Ten international scientific commissions deal with the hydrological cycle, water resources, and specific techniques. Other working groups and initiatives address particular issues.

==Governance==
IAHS is one of the eight associations that comprise the International Union of Geodesy and Geophysics. In accordance with the IAHS statutes and by-laws, the IAHS officers and commissioners are elected every four years by national representatives at the IAHS plenary during the IUGG General Assembly

==National representation==
Official contact between the IAHS and member countries is made via the national representative in each country, who acts as a focal point and channel for communication. If there is a national IUGG committee (usually appointed by the national academy of sciences or equivalent), the IAHS representative is nominated by it or its IUGG subcommittee. Member countries may also appoint national correspondents for the commissions.

==Publications==
IAHS Press fulfills the IAHS mission of worldwide dissemination of research results and practice, and raises funds by publishing and selling the Hydrological Sciences Journal and three book series: the Red Book series, Special Publications (Blue Books), and the Benchmark series. Since 2014, the Red Book series has been published online with open access by Copernicus Publications as the Proceedings of the International Association of Hydrological Sciences (PIAHS). The IAHS electronic news is distributed free to the members.

==Finance==

IAHS is a UK registered charity; all revenues are used to support the aims of the association. The greater part of IAHS’ funding is raised through the publication of the Hydrological Sciences Journal.

IAHS works closely with IUGG, International Council for Science (ICSU), UNESCO, World Meteorological Organization (WMO), International Atomic Energy Agency (IAEA) and WWC, and often collaborates with organisations such as the International Association of Hydrogeologists (IAH), International Association of Hydraulic Engineering and Research (IAHR) and the Inland Waterways Association (IWA).

== Hydrological decades==
IAHS supports decades of hydrological research that aim to encourage hydrological research around the globe under a common theme.

=== Predictions in Ungauged Basins===
The Predictions in Ungauged Basins (PUB) scientific decade lasted from 2003 to 2012. It was described as the "first scientific endeavor to track and quantify the world's water supply". Results from the PUB decade benefited other scientific initiatives, such as HEPEX.

=== Panta Rhei: change in hydrology and society===
The Panta Rhei scientific decade ran from 2013–2022. The name 'Panta Rhei' means "Everything Flows." The Panta Rhei decade focuses on scientific understanding, prediction, and water management in rapidly changing environmental systems, with an explicit focus on the role of humans in the water cycle.
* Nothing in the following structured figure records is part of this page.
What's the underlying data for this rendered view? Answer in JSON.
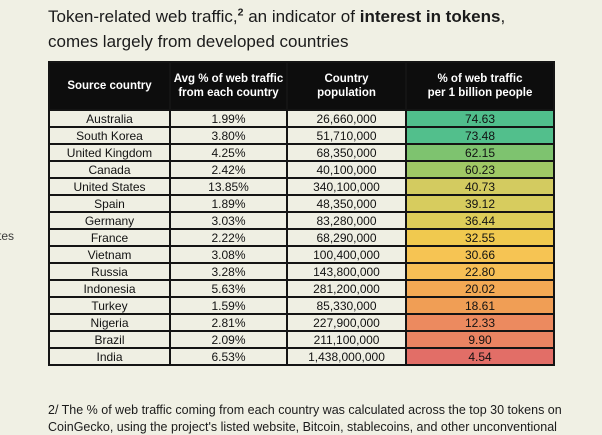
{
  "title": {
    "line1_pre": "Token-related web traffic,",
    "line1_sup": "2",
    "line1_mid": " an indicator of ",
    "line1_bold": "interest in tokens",
    "line1_post": ",",
    "line2": "comes largely from developed countries"
  },
  "side_fragment": "tes",
  "chart_data": {
    "type": "table",
    "title": "Token-related web traffic, an indicator of interest in tokens, comes largely from developed countries",
    "columns": [
      {
        "id": "source_country",
        "lines": [
          "Source country"
        ]
      },
      {
        "id": "avg_traffic",
        "lines": [
          "Avg % of web traffic",
          "from each country"
        ]
      },
      {
        "id": "population",
        "lines": [
          "Country",
          "population"
        ]
      },
      {
        "id": "per_billion",
        "lines": [
          "% of web traffic",
          "per 1 billion people"
        ]
      }
    ],
    "rows": [
      {
        "country": "Australia",
        "avg_traffic": "1.99%",
        "population": "26,660,000",
        "per_billion": "74.63",
        "cell_color": "#50be8c"
      },
      {
        "country": "South Korea",
        "avg_traffic": "3.80%",
        "population": "51,710,000",
        "per_billion": "73.48",
        "cell_color": "#52bf8c"
      },
      {
        "country": "United Kingdom",
        "avg_traffic": "4.25%",
        "population": "68,350,000",
        "per_billion": "62.15",
        "cell_color": "#7ec36f"
      },
      {
        "country": "Canada",
        "avg_traffic": "2.42%",
        "population": "40,100,000",
        "per_billion": "60.23",
        "cell_color": "#a0c865"
      },
      {
        "country": "United States",
        "avg_traffic": "13.85%",
        "population": "340,100,000",
        "per_billion": "40.73",
        "cell_color": "#d3cb60"
      },
      {
        "country": "Spain",
        "avg_traffic": "1.89%",
        "population": "48,350,000",
        "per_billion": "39.12",
        "cell_color": "#d7cc5e"
      },
      {
        "country": "Germany",
        "avg_traffic": "3.03%",
        "population": "83,280,000",
        "per_billion": "36.44",
        "cell_color": "#ddcd59"
      },
      {
        "country": "France",
        "avg_traffic": "2.22%",
        "population": "68,290,000",
        "per_billion": "32.55",
        "cell_color": "#f0c94f"
      },
      {
        "country": "Vietnam",
        "avg_traffic": "3.08%",
        "population": "100,400,000",
        "per_billion": "30.66",
        "cell_color": "#f6c453"
      },
      {
        "country": "Russia",
        "avg_traffic": "3.28%",
        "population": "143,800,000",
        "per_billion": "22.80",
        "cell_color": "#f7bf55"
      },
      {
        "country": "Indonesia",
        "avg_traffic": "5.63%",
        "population": "281,200,000",
        "per_billion": "20.02",
        "cell_color": "#f3a954"
      },
      {
        "country": "Turkey",
        "avg_traffic": "1.59%",
        "population": "85,330,000",
        "per_billion": "18.61",
        "cell_color": "#f09e55"
      },
      {
        "country": "Nigeria",
        "avg_traffic": "2.81%",
        "population": "227,900,000",
        "per_billion": "12.33",
        "cell_color": "#ec8a5f"
      },
      {
        "country": "Brazil",
        "avg_traffic": "2.09%",
        "population": "211,100,000",
        "per_billion": "9.90",
        "cell_color": "#ea8462"
      },
      {
        "country": "India",
        "avg_traffic": "6.53%",
        "population": "1,438,000,000",
        "per_billion": "4.54",
        "cell_color": "#e26e67"
      }
    ],
    "color_scale": {
      "high": "#50be8c",
      "mid": "#f0c94f",
      "low": "#e26e67"
    }
  },
  "footnote": {
    "lines": [
      "2/ The % of web traffic coming from each country was calculated across the top 30 tokens on",
      "CoinGecko, using the project's listed website, Bitcoin, stablecoins, and other unconventional"
    ]
  },
  "colors": {
    "background": "#f0f0e4",
    "header_bg": "#0d0d0d",
    "header_text": "#ffffff",
    "border": "#141414",
    "body_cell_bg": "#efefe3",
    "text": "#1b1b1b"
  }
}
The theme and name of the Panta Rhei decade were identified through community discussion, and Panta Rhei was launched in 2013. During the first Panta Rhei biennium, 2013–2015, 31 working groups were formed on diverse topics related to hydrology, society, and change. Panta Rhei shared some common aims with the UNESCO International Hydrological Programme (IHP) Phase VIII on Water Security.

== Awards ==
The International Hydrology prize -- the Dooge medal and Volker Medal -- is awarded annually by IAHS, with UNESCO and the World Meteorological Organization, to two people who have made significant contributions to hydrological science.

The 2025 Dooge medal -- named after James Clement Dooge -- has been awarded to Professor John Pomeroy of the University of Saskatchewan and Global Water Futures for "... critical advancements to improve our understanding of climate warming as well as the cryosphere, hydrological processes, and hydrological predictions in cold regions and ungauged basins around the world." The 2025 Volker medal -- named after Adriaan Volker-- has been awarded to Professor Giuliano Di Baldassarre, at the Uppsala University Department of Earth Sciences, in Sweden, for "... outstanding original contributions, which have significantly benefited society by addressing critical issues of public interest and development, such as coupled human-flood and human-drought interactions."